Despite an ambitious debut campaign pitching 39 candidates in Goa, the Aam Aadmi Party has failed to win even a single seat in the state Assembly, as of 3 pm on Saturday. Counting for the February 4, 2017, elections began at 8 am. Goa had reported a record 83% voter turnout for the polls.
Election Commission data said the party had drawn 55,553 votes, which accounted for 6.2% of the votes cast, as of 6 pm on Saturday.
AAP’s chief ministerial candidate Elvis Gomes, a former bureacrat, trails at fourth place in his constituency in Cuncolim. The party was hoping Gomes’ “clean candidate image” would help it make an inroad in the coastal state’s political scenario. In the run up to the elections, however, Gomes had been summoned by the anti-corruption bureau. Denying the charges levelled against him, Gomes and his party had accused the ruling BJP of targeting him.
Together with several new faces across the state, the party’s campaign had included efforts by volunteers from across the country.
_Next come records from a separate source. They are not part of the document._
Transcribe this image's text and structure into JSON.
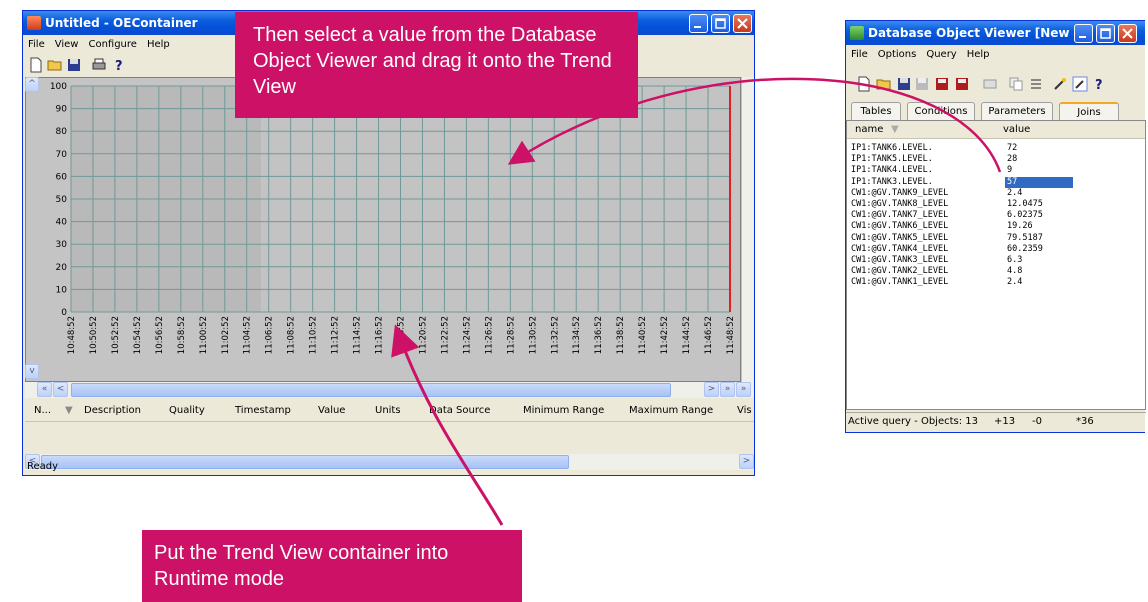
{
  "main_window": {
    "title": "Untitled - OEContainer",
    "menu": [
      "File",
      "View",
      "Configure",
      "Help"
    ],
    "toolbar_icons": [
      "new-icon",
      "open-icon",
      "save-icon",
      "print-icon",
      "help-icon"
    ],
    "chart": {
      "y_ticks": [
        "100",
        "90",
        "80",
        "70",
        "60",
        "50",
        "40",
        "30",
        "20",
        "10",
        "0"
      ],
      "x_ticks": [
        "10:48:52",
        "10:50:52",
        "10:52:52",
        "10:54:52",
        "10:56:52",
        "10:58:52",
        "11:00:52",
        "11:02:52",
        "11:04:52",
        "11:06:52",
        "11:08:52",
        "11:10:52",
        "11:12:52",
        "11:14:52",
        "11:16:52",
        "11:18:52",
        "11:20:52",
        "11:22:52",
        "11:24:52",
        "11:26:52",
        "11:28:52",
        "11:30:52",
        "11:32:52",
        "11:34:52",
        "11:36:52",
        "11:38:52",
        "11:40:52",
        "11:42:52",
        "11:44:52",
        "11:46:52",
        "11:48:52"
      ]
    },
    "columns": [
      "N...",
      "Description",
      "Quality",
      "Timestamp",
      "Value",
      "Units",
      "Data Source",
      "Minimum Range",
      "Maximum Range",
      "Vis"
    ],
    "status": "Ready"
  },
  "viewer_window": {
    "title": "Database Object Viewer [New ...",
    "menu": [
      "File",
      "Options",
      "Query",
      "Help"
    ],
    "tabs": [
      "Tables",
      "Conditions",
      "Parameters",
      "Joins"
    ],
    "columns": [
      "name",
      "value"
    ],
    "rows": [
      {
        "name": "IP1:TANK6.LEVEL.",
        "value": "72"
      },
      {
        "name": "IP1:TANK5.LEVEL.",
        "value": "28"
      },
      {
        "name": "IP1:TANK4.LEVEL.",
        "value": "9"
      },
      {
        "name": "IP1:TANK3.LEVEL.",
        "value": "57"
      },
      {
        "name": "CW1:@GV.TANK9_LEVEL",
        "value": "2.4"
      },
      {
        "name": "CW1:@GV.TANK8_LEVEL",
        "value": "12.0475"
      },
      {
        "name": "CW1:@GV.TANK7_LEVEL",
        "value": "6.02375"
      },
      {
        "name": "CW1:@GV.TANK6_LEVEL",
        "value": "19.26"
      },
      {
        "name": "CW1:@GV.TANK5_LEVEL",
        "value": "79.5187"
      },
      {
        "name": "CW1:@GV.TANK4_LEVEL",
        "value": "60.2359"
      },
      {
        "name": "CW1:@GV.TANK3_LEVEL",
        "value": "6.3"
      },
      {
        "name": "CW1:@GV.TANK2_LEVEL",
        "value": "4.8"
      },
      {
        "name": "CW1:@GV.TANK1_LEVEL",
        "value": "2.4"
      }
    ],
    "selected_row": 3,
    "status": [
      "Active query - Objects: 13",
      "+13",
      "-0",
      "*36"
    ]
  },
  "callouts": {
    "top": "Then select a value from the Database Object Viewer and drag it onto the Trend View",
    "bottom": "Put the Trend View container into Runtime mode"
  },
  "colors": {
    "callout": "#cc1166",
    "titlebar": "#0a5ddc",
    "selection": "#316ac5"
  }
}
Speculation that the party would eat into the Congress’ stake in their stronghold of South Goa was unfounded. Analysts had predicted that the “Catholic vote”, which is traditionally pro-Congress, would be splintered four ways – between the Congress, BJP, Aam Aadmi Party and smaller regional parties.
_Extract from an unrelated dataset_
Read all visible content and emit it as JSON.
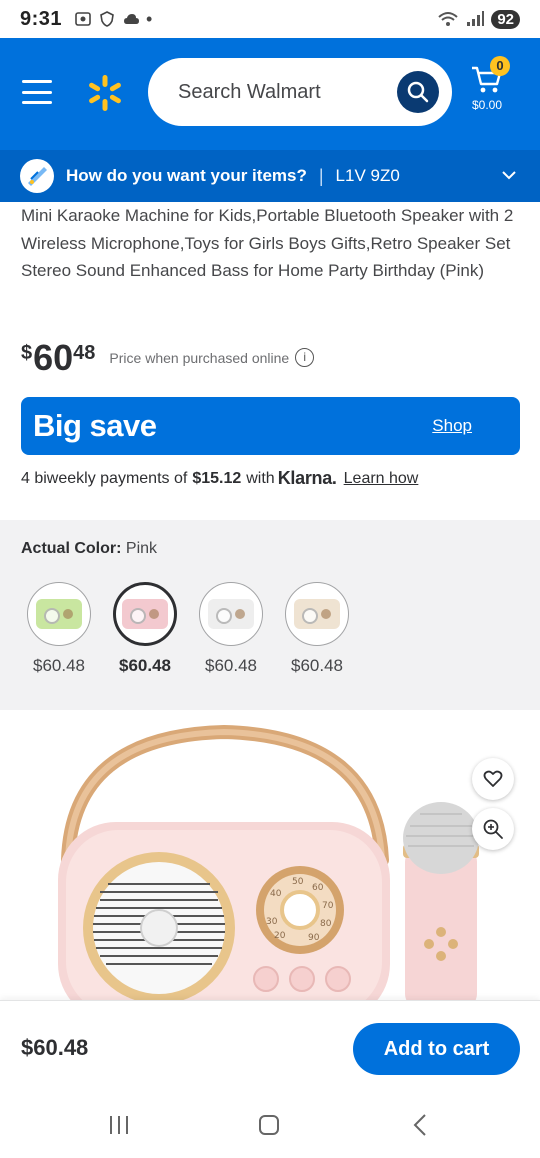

The Aam Aadmi Party had fielded 15 Catholic candidates, including its chief ministerial nominee.
Even the exit polls were kinder to AAP, projecting at least a few seats in its kitty. MRC said the party would draw at least seven seats. While predicting a lead for the ruling Bharatiya Janata Party, C-Voter forecasted at least two to four wins. Axis showed BJP would win 20 seats, Congress 11, and AAP only 1 seat.
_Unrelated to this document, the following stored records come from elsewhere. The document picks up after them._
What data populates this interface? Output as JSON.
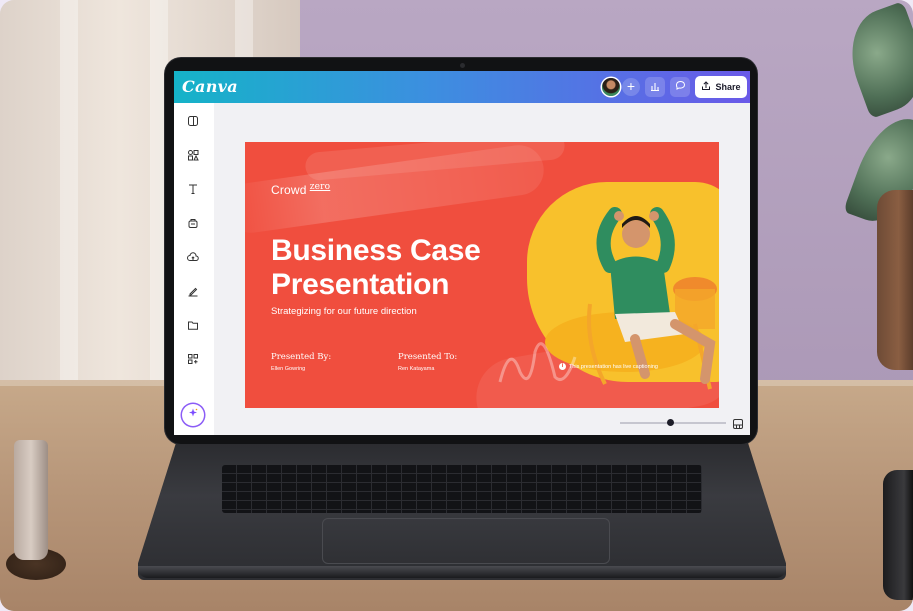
{
  "app": {
    "logo": "Canva",
    "share_label": "Share",
    "plus_label": "+"
  },
  "toolbar_icons": [
    "analytics-icon",
    "comment-icon",
    "share-upload-icon"
  ],
  "sidebar": {
    "items": [
      "design-panel-icon",
      "elements-icon",
      "text-icon",
      "brand-icon",
      "uploads-icon",
      "draw-icon",
      "projects-icon",
      "apps-icon",
      "magic-icon"
    ]
  },
  "slide": {
    "brand": "Crowd",
    "brand_suffix": "zero",
    "title_line1": "Business Case",
    "title_line2": "Presentation",
    "subtitle": "Strategizing for our future direction",
    "presented_by_label": "Presented By:",
    "presented_by_name": "Ellen Gowring",
    "presented_to_label": "Presented To:",
    "presented_to_name": "Ren Katayama",
    "caption_note": "This presentation has live captioning"
  },
  "colors": {
    "slide_bg": "#f04e3e",
    "accent_yellow": "#f8c12c",
    "topbar_start": "#15b3c8",
    "topbar_end": "#6a59e8"
  }
}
The party’s convener and Delhi Chief Minister, Arvind Kejriwal was a star campaigner in the state. The run-up to the election was marked by the Election Commission’s order for an FIR to be filed against Kejriwal. The AAP leader’s statement encouraging voters to accept bribes from other parties. “But when it comes to voting, press the button against the name of the AAP candidate,” he had said.
Kejriwal had argued that his remarks were meant to curb graft and asked the poll panel to review its order. He even questioned the commission’s decision to issue only a notice to Defence Minister Manohar Parrikar on similar charges.
On January 22, he had said that the Election Commission should make him its brand ambassador. He claimed the EC had been unable to curb bribery and money power in elections.